The U.S. has a history of committing torture and atrocities against people whom it has attempted to conquer, from the wholesale slaughter of Indians on this continent, to the "water treatment" against Filipino nationalist fighters in the early 1900s, to the systematic torture and assassination of more than 50,000 suspected "Viet Cong" activists and sympathizers under the notorious Phoenix Program during the Vietnam War.

Torture is a necessary part of the apparatus of repression used by conquering powers in order to intimidate and cow a population, and a logical outcome of the racist dehumanizing that always accompanies such wars of conquest. The Bush administration desperately wants to get the occupation back on track. The U.S. hopes that as a result of the UN Security Council’s 15 to 0 vote in support of the new Iraqi government, which it got in exchange for promising Iraqi elections in 2005, it can make the occupation legitimate.

But the UN’s formal endorsement is unlikely to translate into practical support such as contributing troops or sending UN personnel so long as the resistance continues to be widespread. A UN fig leaf isn’t likely to convince Iraqis–who face daily humiliations and violence at the hands of U.S. troops–to accept a new government that the U.S. handpicked with the help of special UN envoy Lakhdar Brahimi.

Thus far, the whole scandal has not gone very far up the chain of command. The Bush administration is desperate to hold the line against the removal of Rumsfeld or anyone too closely connected with Bush, for fear that the whole administration will be implicated.

But it is far from clear that the torture scandal will blow over. As long as the U.S. is unable to stabilize the occupation and the resistance continues to grow, U.S. foreign policy, and the Bush administration along with it, will continue to stagger.

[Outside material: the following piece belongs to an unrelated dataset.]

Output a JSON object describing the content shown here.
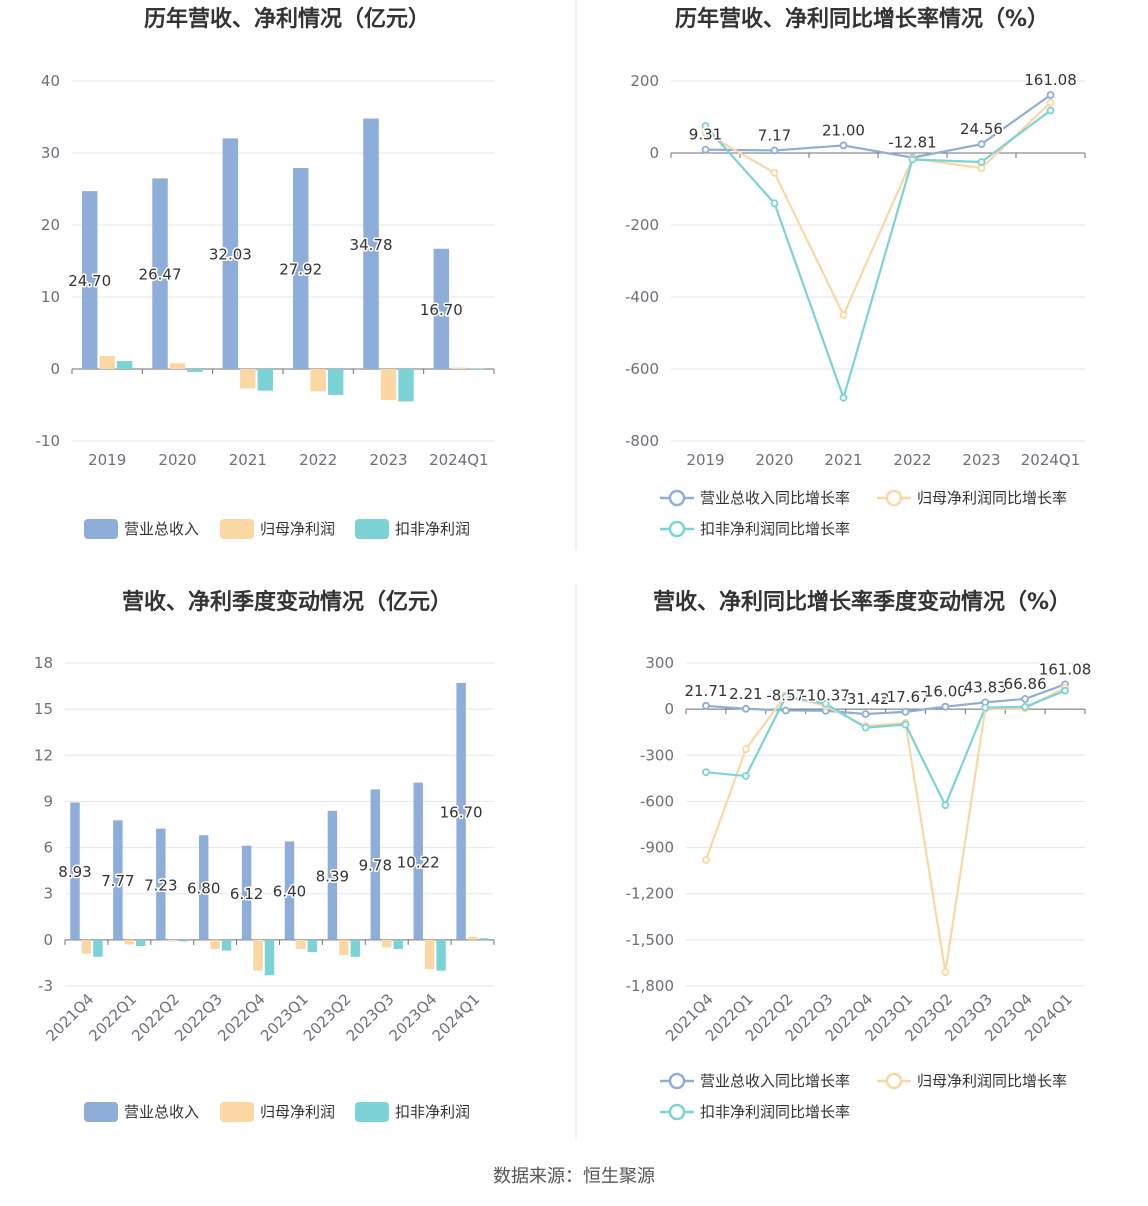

The torture scandal has its roots at the highest levels of the Bush administration. As Seymour Hersh wrote in the May 24 issue of the New Yorker:

The roots of the Abu Ghraib prison scandal lie not in the criminal inclinations of a few Army reservists but in a decision, approved last year by Secretary of Defense Donald Rumsfeld, to expand a highly secret operation, which had been focussed on the hunt for Al Qaeda, to the interrogation of prisoners in Iraq. Rumsfeld¹s decision embittered the American intelligence community, damaged the effectiveness of elite combat units, and hurt America¹s prospects in the war on terror.